O fluxo de portugueses para Moçambique estabilizou e a comunidade tende a reduzir, disse à Lusa o cônsul geral de Portugal em Maputo, que explica os números com os raptos, incerteza política e também alguma ilusão.
“Pela primeira vez em vários anos, reduzimos as novas inscrições” consulares de portugueses residentes em Moçambique, adiantou Gonçalo Teles Gomes, apontando a interrupção de um crescimento substancial da comunidade entre 2009 e 2013.
Em 2014, o Consulado Geral de Maputo registou 1.986 novas inscrições, contra 2.537 em 2013, uma tendência de descida sustentada pelos dados de janeiro e fevereiro, que também indicam uma diminuição face ao período homólogo do ano anterior.
Embora os dados da comunidade não sejam precisos, uma vez que o registo consular não é obrigatório e que muitos emigrantes não dão baixa da sua inscrição quando se vão embora, estima-se que, na área abrangida pelo Consulado de Maputo, residam 18 mil portugueses, a que se somam outros cinco mil na área do Consulado da Beira.

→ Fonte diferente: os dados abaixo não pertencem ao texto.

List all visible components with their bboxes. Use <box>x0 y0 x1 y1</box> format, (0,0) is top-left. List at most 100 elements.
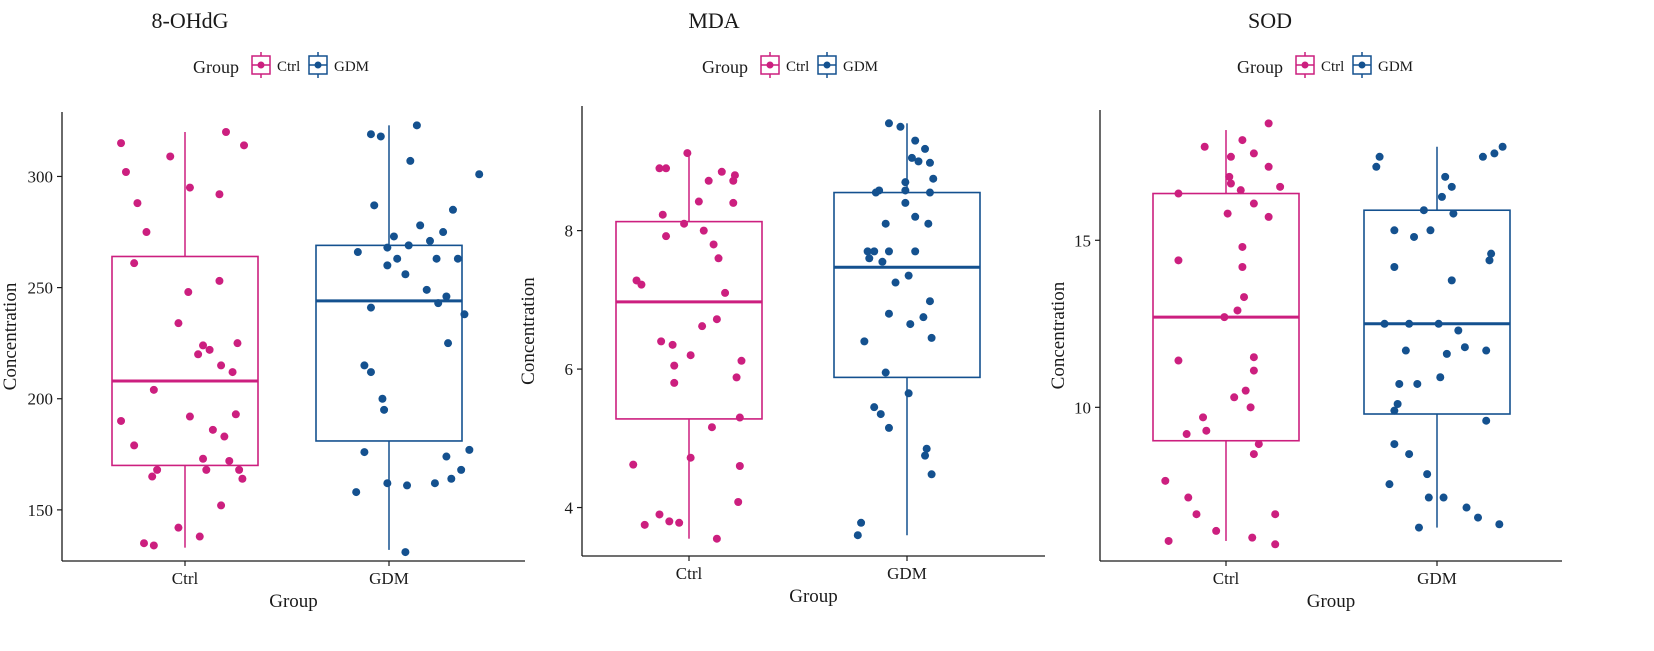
data-point <box>1238 136 1247 145</box>
data-point <box>901 178 910 187</box>
data-point <box>1423 470 1432 479</box>
data-point <box>1226 179 1235 188</box>
data-point <box>225 456 234 465</box>
chart-title: SOD <box>1248 8 1292 33</box>
data-point <box>426 236 434 245</box>
x-tick-label-ctrl: Ctrl <box>676 564 703 583</box>
data-point <box>721 288 730 297</box>
data-point <box>217 501 226 510</box>
data-point <box>383 243 392 252</box>
data-point <box>712 534 721 543</box>
data-point <box>430 479 439 488</box>
data-point <box>683 149 692 158</box>
data-point <box>1249 199 1258 208</box>
data-point <box>130 441 139 450</box>
data-point <box>153 465 162 474</box>
data-point <box>657 337 666 346</box>
data-point <box>1174 256 1183 265</box>
data-point <box>202 465 211 474</box>
data-point <box>1225 172 1234 181</box>
data-point <box>1410 232 1419 241</box>
legend-title: Group <box>193 57 239 77</box>
data-point <box>401 548 410 557</box>
data-point <box>1226 152 1235 161</box>
legend-label-gdm: GDM <box>1378 59 1413 75</box>
data-point <box>1390 263 1399 272</box>
data-point <box>1182 430 1191 439</box>
data-point <box>1460 343 1469 352</box>
data-point <box>117 139 126 148</box>
data-point <box>166 152 175 161</box>
data-point <box>876 410 885 419</box>
data-point <box>1441 172 1450 181</box>
legend-label-ctrl: Ctrl <box>277 59 300 75</box>
y-tick-label: 15 <box>1074 231 1091 250</box>
box-iqr <box>315 244 463 442</box>
data-point <box>1249 353 1258 362</box>
legend-label-gdm: GDM <box>843 59 878 75</box>
legend-key-dot <box>257 61 265 69</box>
data-point <box>870 247 879 256</box>
data-point <box>148 472 157 481</box>
data-point <box>404 241 413 250</box>
data-point <box>1390 440 1399 449</box>
data-point <box>383 261 392 270</box>
y-axis-title: Concentration <box>0 282 21 390</box>
data-point <box>922 444 931 453</box>
data-point <box>447 474 456 483</box>
data-point <box>884 247 893 256</box>
data-point <box>860 337 869 346</box>
box-iqr <box>833 191 981 379</box>
y-tick-label: 4 <box>565 499 574 518</box>
data-point <box>1478 152 1487 161</box>
data-point <box>1462 503 1471 512</box>
data-point <box>1192 510 1201 519</box>
data-point <box>686 453 695 462</box>
data-point <box>208 425 217 434</box>
chart-title: MDA <box>688 8 739 33</box>
data-point <box>904 389 913 398</box>
data-point <box>185 412 194 421</box>
data-point <box>707 423 716 432</box>
y-tick-label: 6 <box>565 360 574 379</box>
data-point <box>925 297 934 306</box>
data-point <box>734 498 743 506</box>
data-point <box>205 345 214 354</box>
data-point <box>686 351 695 360</box>
data-point <box>1264 119 1273 128</box>
data-point <box>737 356 746 365</box>
data-point <box>870 403 879 412</box>
data-point <box>215 276 224 285</box>
data-point <box>658 210 667 219</box>
data-point <box>393 254 402 263</box>
data-point <box>1240 293 1249 302</box>
data-point <box>465 445 474 454</box>
x-tick-label-gdm: GDM <box>1417 569 1457 588</box>
data-point <box>1220 313 1229 322</box>
data-point <box>360 361 369 370</box>
data-point <box>1498 142 1507 151</box>
data-point <box>117 416 126 425</box>
data-point <box>475 170 484 179</box>
data-point <box>735 462 744 470</box>
series-gdm <box>833 119 981 540</box>
data-point <box>929 174 938 183</box>
data-point <box>376 132 385 141</box>
data-point <box>878 257 887 266</box>
data-point <box>865 254 874 263</box>
data-point <box>729 198 738 207</box>
y-tick-label: 8 <box>565 222 574 241</box>
legend-key-dot <box>766 61 774 69</box>
data-point <box>857 518 866 527</box>
data-point <box>1161 476 1170 485</box>
legend-title: Group <box>702 57 748 77</box>
data-point <box>184 288 193 297</box>
data-point <box>704 176 713 185</box>
data-point <box>921 144 930 153</box>
data-point <box>904 271 913 280</box>
data-point <box>366 130 375 139</box>
data-point <box>1485 256 1494 265</box>
legend-key-ctrl <box>1295 52 1315 78</box>
data-point <box>1474 513 1482 522</box>
box-iqr <box>615 220 763 420</box>
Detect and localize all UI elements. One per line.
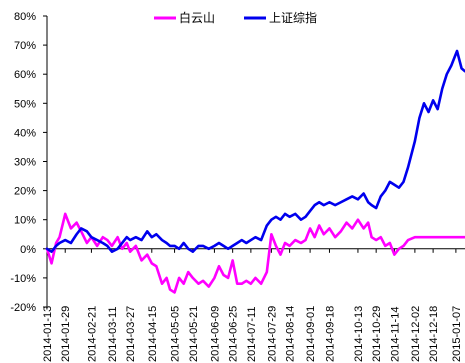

“A história dos raptos mexeu com a cabeça de muita gente”, segundo Gonçalo Teles Gomes, lembrando que, em 2013, no auge da vaga deste crime que assumiu proporções descontroladas em Maputo e que também assusta outras comunidades expatriadas, houve dois picos de inscrições consulares, “mesmo de pessoas que já viviam no país há cinco ou dez anos”.
A instabilidade entre Governo e Renamo, que se confrontaram militarmente no centro do país até setembro do ano passado, associada à incerteza política motivada pelas eleições gerais de 15 de outubro, também contribuiu, segundo o cônsul, para os números da comunidade em 2014.
A indefinição política que o país vive desde as eleições, mais a descida das cotações internacionais das matérias-primas, levou por outro lado a que várias empresas adiassem as suas decisões de investimento, com impacto no total de quadros expatriados em Moçambique.
“Houve também muita gente que veio para aqui iludida. Há uns anos parecia que na imprensa internacional se vendia Moçambique como o ultimo paraíso na terra e agora parece que virou um inferno”, observou Gonçalo Teles Gomes, para quem a verdade estará algures no meio.
“Acho que nunca foi um paraíso mas também não é um inferno”, comentou o diplomata, referindo que a crise em Portugal empurrou para Moçambique pessoas “pensando que era muito mais fácil e rápido fazer negócios e as coisas não deram certo”.
“Agora que a situação em Portugal se alterou um pouco algumas daquelas pessoas encontraram condições para regressar”, assinalou.
Os números do Consulado afastam também a possibilidade de emigrantes desencantados com Angola procurarem novo destino em Moçambique, embora tenha sido já sinalizado um padrão de que várias empresas que se instalam num país acabam por fazê-lo também no outro, mas sem relação com a descida de preços de matérias-primas e que atingiu gravemente a economia angolana.
No sentido inverso, os vistos de moçambicanos para Portugal “explodiram”, de acordo com os dados do Consulado, duplicando nos últimos cinco anos para quase oito mil em 2014, mais 10% do que em 2013, e mantendo a tendência de crescimento em janeiro e fevereiro.
“Portugal é o país no âmbito de Schengen que dá mais vistos para Moçambique, o dobro de todos os outros em conjunto”, disse Gonçalo Teles Gomes, dando conta de que há cada vez mais moçambicanos a fazer visitas de turismo e uma grande quantidade de estágios e formações de funcionários de empresas portuguesas em Moçambique.
“Isto é muito positivo e demonstra a transferência de conhecimento no investimento português”, comentou o diplomata.
Em pausa está um acordo de facilitação de vistos entre os dois países, para várias categorias de cidadãos como empresários, desportistas ou agentes culturais, submetido ao anterior Governo moçambicano e que ainda não terá sido apreciado pelo atual, que prepara novas regras para a entrada de estrangeiros no país, embora o seu conteúdo ainda não seja conhecido.